Client setup

ctxfile is a standard stdio MCP server, so any MCP client can run it. Install first: npm install -g ctxfile.

Requires Node.js 20+ on macOS and Linux, and Node.js 22+ on Windows (a native dependency ships no Node 20 Windows prebuild). Node 22 and 24 are both current LTS lines.

Claude Code

claude mcp add ctxfile -- ctxfile --root .

Run from your project directory (that's what --root . points at). Verify with claude mcp list.

Cursor

Add to .cursor/mcp.json in the project, or ~/.cursor/mcp.json globally:

{
  "mcpServers": {
    "ctxfile": {
      "command": "ctxfile",
      "args": ["--root", "."]
    }
  }
}

ctxfile exposes a handful of tools, far under Cursor's 40-tool cap.

Claude Desktop

Download ctxfile.mcpb from the releases page and drag it into Settings → Extensions, or add the generic stdio JSON below to claude_desktop_config.json.

MCP Inspector

Inspect the server's tools, resources, and prompts interactively:

npx @modelcontextprotocol/inspector ctxfile --root .

Generic stdio config

For any other MCP client (Claude Desktop, Cline, Windsurf, custom SDK clients), the shape is always the same, a command plus args, spoken to over stdio:

{
  "command": "ctxfile",
  "args": ["--root", "/absolute/path/to/project"]
}

Prefer an absolute --root when the client doesn't guarantee a working directory. Add --config <path> to point at a config file outside the project root.

Troubleshooting: “command not found” (nvm / version managers)

If the client reports the server failed to start, discovered no tools, or shows only an auth item, the usual cause is not ctxfile but your Node install: desktop MCP clients (Cursor, Claude Desktop) are GUI apps that don't always inherit your shell's PATH, so a node, npx, or ctxfile managed by nvm (or a non-standard Homebrew prefix) isn't found. This affects every stdio MCP server, not just ctxfile.
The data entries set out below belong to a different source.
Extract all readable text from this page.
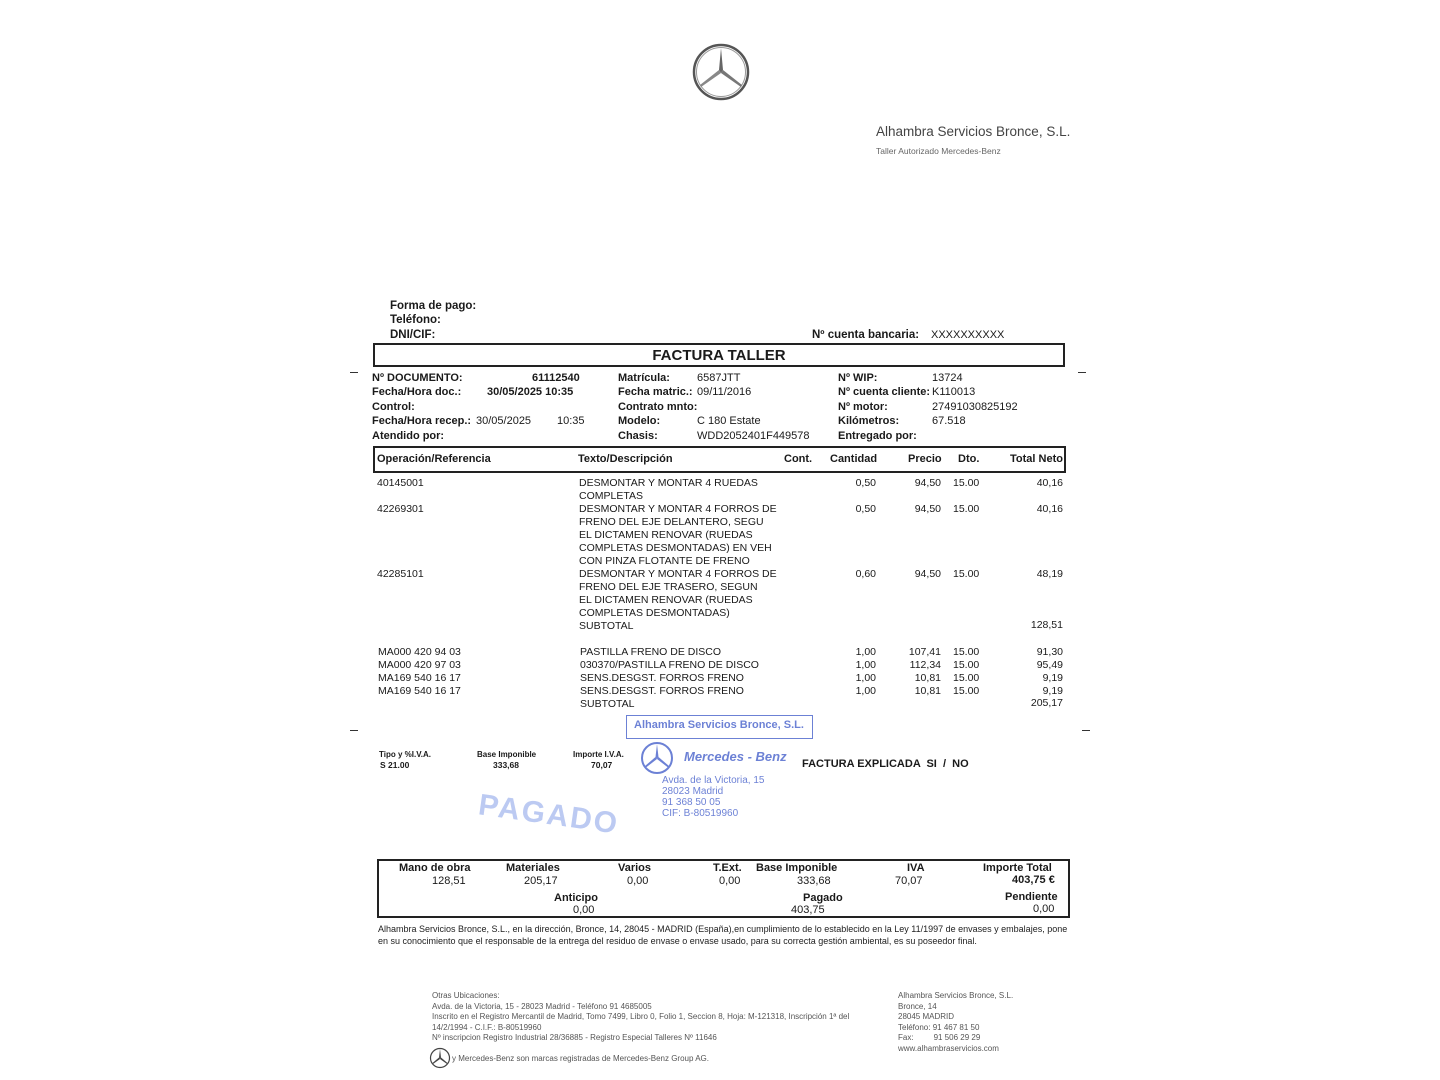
Alhambra Servicios Bronce, S.L.
Taller Autorizado Mercedes-Benz
Forma de pago:
Teléfono:
DNI/CIF:	Nº cuenta bancaria: XXXXXXXXXX
FACTURA TALLER
Nº DOCUMENTO:	61112540
Fecha/Hora doc.: 30/05/2025 10:35
Control:
Fecha/Hora recep.: 30/05/2025 10:35
Atendido por:
Matrícula: 6587JTT
Fecha matric.: 09/11/2016
Contrato mnto:
Modelo:	C 180 Estate
Chasis:	WDD2052401F449578
Nº WIP:	13724
Nº cuenta cliente: K110013
Nº motor:	27491030825192
Kilómetros:	67.518
Entregado por:
Operación/Referencia	Texto/Descripción	Cont. Cantidad	Precio Dto.	Total Neto
40145001	DESMONTAR Y MONTAR 4 RUEDAS
COMPLETAS
0,50	94,50 15.00	40,16
42269301	DESMONTAR Y MONTAR 4 FORROS DE
FRENO DEL EJE DELANTERO, SEGU
EL DICTAMEN RENOVAR (RUEDAS
COMPLETAS DESMONTADAS) EN VEH
CON PINZA FLOTANTE DE FRENO
0,50	94,50 15.00	40,16
42285101	DESMONTAR Y MONTAR 4 FORROS DE
FRENO DEL EJE TRASERO, SEGUN
EL DICTAMEN RENOVAR (RUEDAS
COMPLETAS DESMONTADAS)
0,60	94,50 15.00	48,19
SUBTOTAL	128,51
MA000 420 94 03	PASTILLA FRENO DE DISCO	1,00	107,41 15.00	91,30
MA000 420 97 03	030370/PASTILLA FRENO DE DISCO	1,00	112,34 15.00	95,49
MA169 540 16 17	SENS.DESGST. FORROS FRENO	1,00	10,81 15.00	9,19
MA169 540 16 17	SENS.DESGST. FORROS FRENO	1,00	10,81 15.00	9,19
SUBTOTAL	205,17
Tipo y %I.V.A.
S 21.00
Base Imponible
333,68
Importe I.V.A.
70,07	FACTURA EXPLICADA  SI  /  NO
Alhambra Servicios Bronce, S.L.
Mercedes - Benz
Avda. de la Victoria, 15
28023 Madrid
91 368 50 05
CIF: B-80519960
PAGADO
Mano de obra
128,51
Materiales
205,17
Varios
0,00
T.Ext.
0,00
Base Imponible
333,68
IVA
70,07
Importe Total
403,75 €
Anticipo
0,00
Pagado
403,75
Pendiente
0,00
Alhambra Servicios Bronce, S.L., en la dirección, Bronce, 14, 28045 - MADRID (España),en cumplimiento de lo establecido en la Ley 11/1997 de envases y embalajes, pone en su conocimiento que el responsable de la entrega del residuo de envase o envase usado, para su correcta gestión ambiental, es su poseedor final.
Otras Ubicaciones:
Avda. de la Victoria, 15 - 28023 Madrid - Teléfono 91 4685005
Inscrito en el Registro Mercantil de Madrid, Tomo 7499, Libro 0, Folio 1, Seccion 8, Hoja: M-121318, Inscripción 1ª del
14/2/1994 - C.I.F.: B-80519960
Nº inscripcion Registro Industrial 28/36885 - Registro Especial Talleres Nº 11646
y Mercedes-Benz son marcas registradas de Mercedes-Benz Group AG.
Alhambra Servicios Bronce, S.L.
Bronce, 14
28045 MADRID
Teléfono: 91 467 81 50
Fax:         91 506 29 29
www.alhambraservicios.com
The reliable fix is to use absolute paths in the config. Find yours:

which node        # e.g. /Users/you/.nvm/versions/node/v24.11.0/bin/node
npm root -g       # e.g. /Users/you/.nvm/versions/node/v24.11.0/lib/node_modules

Then point the client at the absolute Node binary running ctxfile's entry file:

{
  "mcpServers": {
    "ctxfile": {
      "command": "/Users/you/.nvm/versions/node/v24.11.0/bin/node",
      "args": [
        "/Users/you/.nvm/versions/node/v24.11.0/lib/node_modules/ctxfile/dist/cli.js",
        "--root", "."
      ]
    }
  }
}

Give the absolute node path directly rather than the ctxfile command, because the ctxfile launcher's #!/usr/bin/env node line would still need node on the client's PATH. Restarting the client from a terminal that has your PATH loaded also works, but the absolute-path config survives restarts.